Ultimately, everyone will have to live together, so the more who are at least content with the name, the better.
Tla’amin Nation hegus John Hackett identifies mutual respect, working together, process, options, timing and community engagement as key elements in achieving this goal. Mindful of this, two questions must be answered, not one: (1) Should the city be renamed? And (2), if it should be renamed, what should the name be?
Distinguishing between the two questions allows for two different but complementary stages of deliberation and decision-making, one appropriate to each question. This satisfies legal and policy requirements [“Chief administrative officer outlines procedure for renaming City of Powell River,” July 17] and reflects the mayor’s focus on the process [“Council chooses committee members to discuss possible name change for Powell River,” July 16].
Hegus Hackett insists that the first question should not be asked, but people are already asking it and the debate is ongoing. Council cannot control this, but it can constructively incorporate it into the first stage of deliberation by inviting and enabling people to express their views directly to council.
If good reasons are offered in support of a name change, the burden shifts to those opposed to demonstrate that the reasons offered are insufficient. The arguments having been evaluated, a decision must be made, but by whom?
Hegus Hackett insists that government should decide; others insist upon a referendum [“Viewpoint: Renaming needs to be clearly thought out,” July 20]. A two-stage process has something to offer both sides.
The first stage decision to retain or change the city’s name should be made by council, not by referendum, and council must fully explain its reasoning. This is the best way to ensure its decision is seen to be sound, principled and fairly made. Those dissatisfied with the outcome should be left with no grounds to complain that council ignored or unfairly treated them.
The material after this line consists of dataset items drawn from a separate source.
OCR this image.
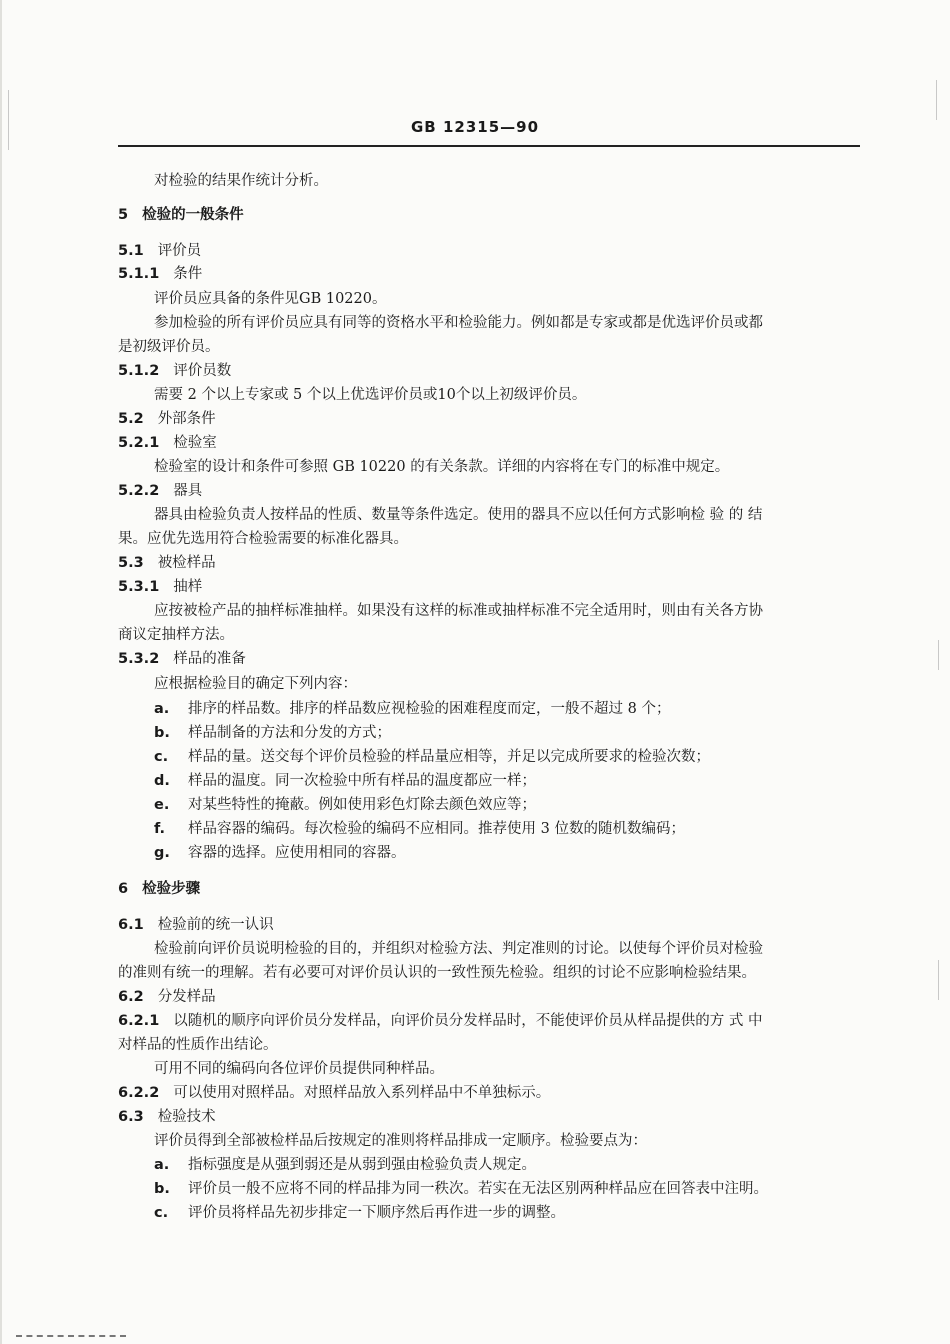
GB 12315—90
对检验的结果作统计分析。
5 检验的一般条件
5.1 评价员
5.1.1 条件
评价员应具备的条件见GB 10220。
参加检验的所有评价员应具有同等的资格水平和检验能力。例如都是专家或都是优选评价员或都
是初级评价员。
5.1.2 评价员数
需要 2 个以上专家或 5 个以上优选评价员或10个以上初级评价员。
5.2 外部条件
5.2.1 检验室
检验室的设计和条件可参照 GB 10220 的有关条款。详细的内容将在专门的标准中规定。
5.2.2 器具
器具由检验负责人按样品的性质、数量等条件选定。使用的器具不应以任何方式影响检 验 的 结
果。应优先选用符合检验需要的标准化器具。
5.3 被检样品
5.3.1 抽样
应按被检产品的抽样标准抽样。如果没有这样的标准或抽样标准不完全适用时，则由有关各方协
商议定抽样方法。
5.3.2 样品的准备
应根据检验目的确定下列内容：
a. 排序的样品数。排序的样品数应视检验的困难程度而定，一般不超过 8 个；
b. 样品制备的方法和分发的方式；
c. 样品的量。送交每个评价员检验的样品量应相等，并足以完成所要求的检验次数；
d. 样品的温度。同一次检验中所有样品的温度都应一样；
e. 对某些特性的掩蔽。例如使用彩色灯除去颜色效应等；
f. 样品容器的编码。每次检验的编码不应相同。推荐使用 3 位数的随机数编码；
g. 容器的选择。应使用相同的容器。
6 检验步骤
6.1 检验前的统一认识
检验前向评价员说明检验的目的，并组织对检验方法、判定准则的讨论。以使每个评价员对检验
的准则有统一的理解。若有必要可对评价员认识的一致性预先检验。组织的讨论不应影响检验结果。
6.2 分发样品
6.2.1 以随机的顺序向评价员分发样品，向评价员分发样品时，不能使评价员从样品提供的方 式 中
对样品的性质作出结论。
可用不同的编码向各位评价员提供同种样品。
6.2.2 可以使用对照样品。对照样品放入系列样品中不单独标示。
6.3 检验技术
评价员得到全部被检样品后按规定的准则将样品排成一定顺序。检验要点为：
a. 指标强度是从强到弱还是从弱到强由检验负责人规定。
b. 评价员一般不应将不同的样品排为同一秩次。若实在无法区别两种样品应在回答表中注明。
c. 评价员将样品先初步排定一下顺序然后再作进一步的调整。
If council concludes that the city should be renamed, in the second stage it should identify suitable names and present (perhaps) three in a referendum for a final choice by the electorate. The range of options for “respectful and inclusive” names includes at least Salish and English names, a translation of Salish (like Bear Hill, Alberta), anglicized Salish (like Canada, Nanaimo or Esquimalt) and a blended name (like Sault Ste. Marie).
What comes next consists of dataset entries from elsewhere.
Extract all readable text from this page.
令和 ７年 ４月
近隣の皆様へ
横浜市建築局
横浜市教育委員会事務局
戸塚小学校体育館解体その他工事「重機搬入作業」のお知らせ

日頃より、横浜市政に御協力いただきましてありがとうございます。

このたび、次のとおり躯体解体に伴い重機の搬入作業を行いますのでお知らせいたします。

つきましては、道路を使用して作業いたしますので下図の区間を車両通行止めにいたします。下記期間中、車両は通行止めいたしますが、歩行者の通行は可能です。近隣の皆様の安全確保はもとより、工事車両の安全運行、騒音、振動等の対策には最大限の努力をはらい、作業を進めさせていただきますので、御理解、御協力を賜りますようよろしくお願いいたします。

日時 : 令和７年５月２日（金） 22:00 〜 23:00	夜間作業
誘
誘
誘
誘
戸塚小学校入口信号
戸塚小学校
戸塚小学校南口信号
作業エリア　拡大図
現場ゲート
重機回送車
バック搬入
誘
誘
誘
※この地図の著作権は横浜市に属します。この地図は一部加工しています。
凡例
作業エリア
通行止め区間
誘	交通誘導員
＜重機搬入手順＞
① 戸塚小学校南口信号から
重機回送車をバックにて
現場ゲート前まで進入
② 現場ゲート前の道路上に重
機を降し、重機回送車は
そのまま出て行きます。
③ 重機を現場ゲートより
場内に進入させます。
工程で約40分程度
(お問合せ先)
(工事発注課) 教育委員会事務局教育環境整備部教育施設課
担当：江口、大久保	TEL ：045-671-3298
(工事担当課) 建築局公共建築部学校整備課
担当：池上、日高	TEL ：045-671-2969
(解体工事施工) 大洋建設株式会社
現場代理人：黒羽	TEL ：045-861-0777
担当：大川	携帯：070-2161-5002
Identifying and selecting potential names would promote reconciliation because it would require collaboration, community engagement, cross-cultural brainstorming and transparent decision-making. This would take time, but seems to offer the best hope for an amicable resolution; unanimity is not in the cards. As the mayor says, “Let it take as long as it needs to take [“Council chooses committee members to discuss possible name change for Powell River,” July 16].”
As to costs, governments often rename their departments, and taxpayers always foot the bills. If the city is renamed, the cost will arguably be a better long-term investment. Besides, public consultation and referenda are fundamental components of democracy, their costs part of the price of resolving our differences and living together. We all benefit from this; we should all be willing to pay for it.
Sean Murphy is a Powell River resident.